Cardiovascular disease is the leading cause of death in the U.S., accounting for about 695,000 deaths annually and costing the nation nearly $320 billion each year, according to the CDC.
As more cardiac procedures move to outpatient settings, the global cardiovascular devices market — which includes interventional cardiology and electrophysiology tools — is projected to grow 6% annually through 2031, driven by minimally invasive technologies, value‑based care adoption and an aging population, according to Exactitude Consultancy.
“I believe cardiovascular procedures will be amongst the most common procedures to migrate from the hospital to the ASC setting,” Bruce Feldman, the administrator of Eastern Orange Ambulatory Surgery Center in Cornwall, N.J., told Becker’s in January. “These will include such procedures as [implantable cardioverter defibrillators], pacemakers, peripheral vascular stenting, coronary ablations, [percutaneous transluminal coronary angioplasty] and [transcatheter aortic valve replacement].”

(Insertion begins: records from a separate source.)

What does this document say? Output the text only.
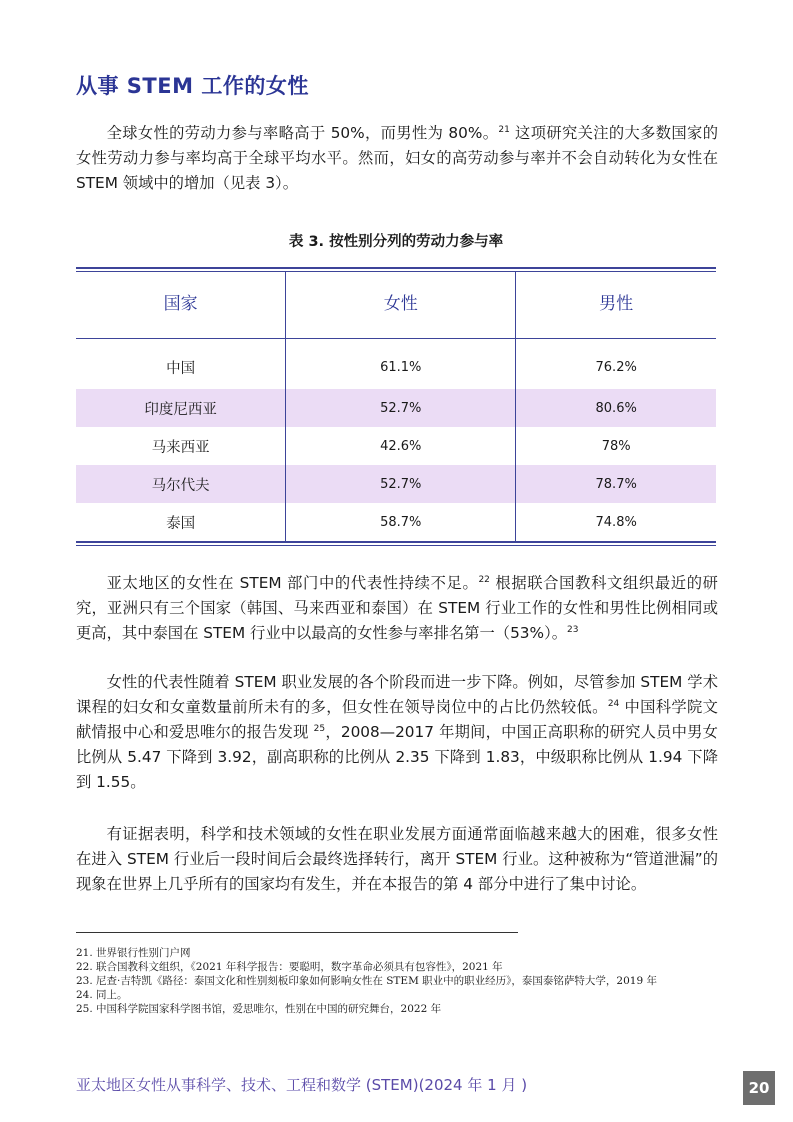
从事 STEM 工作的女性

全球女性的劳动力参与率略高于 50%，而男性为 80%。$^{21}$ 这项研究关注的大多数国家的女性劳动力参与率均高于全球平均水平。然而，妇女的高劳动参与率并不会自动转化为女性在 STEM 领域中的增加（见表 3）。

表 3. 按性别分列的劳动力参与率
国家	女性	男性
中国	61.1%	76.2%
印度尼西亚	52.7%	80.6%
马来西亚	42.6%	78%
马尔代夫	52.7%	78.7%
泰国	58.7%	74.8%

亚太地区的女性在 STEM 部门中的代表性持续不足。$^{22}$ 根据联合国教科文组织最近的研究，亚洲只有三个国家（韩国、马来西亚和泰国）在 STEM 行业工作的女性和男性比例相同或更高，其中泰国在 STEM 行业中以最高的女性参与率排名第一（53%）。$^{23}$

女性的代表性随着 STEM 职业发展的各个阶段而进一步下降。例如，尽管参加 STEM 学术课程的妇女和女童数量前所未有的多，但女性在领导岗位中的占比仍然较低。$^{24}$ 中国科学院文献情报中心和爱思唯尔的报告发现 $^{25}$，2008—2017 年期间，中国正高职称的研究人员中男女比例从 5.47 下降到 3.92，副高职称的比例从 2.35 下降到 1.83，中级职称比例从 1.94 下降到 1.55。

有证据表明，科学和技术领域的女性在职业发展方面通常面临越来越大的困难，很多女性在进入 STEM 行业后一段时间后会最终选择转行，离开 STEM 行业。这种被称为“管道泄漏”的现象在世界上几乎所有的国家均有发生，并在本报告的第 4 部分中进行了集中讨论。

21. 世界银行性别门户网
22. 联合国教科文组织，《2021 年科学报告：要聪明，数字革命必须具有包容性》，2021 年
23. 尼查·吉特凯《路径：泰国文化和性别刻板印象如何影响女性在 STEM 职业中的职业经历》，泰国泰铭萨特大学，2019 年
24. 同上。
25. 中国科学院国家科学图书馆，爱思唯尔，性别在中国的研究舞台，2022 年
亚太地区女性从事科学、技术、工程和数学 (STEM)(2024 年 1 月 )	20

Health systems are responding by building dedicated cardiology hubs that combine diagnostics, interventions and follow‑up care into one location. Recent projects include new cardiac catheterization labs, heart failure clinics, electrophysiology labs and multimillion‑dollar heart center expansions across the country.
These projects aim to improve access, streamline services and support long‑term cardiovascular program growth.
Potential site‑neutral payment reform, as outlined by KFF, could further accelerate this migration. Medicare currently reimburses ASCs at about half the rate of hospital outpatient departments for the same services. Aligning reimbursement rates would make outpatient cardiology more financially viable for health systems.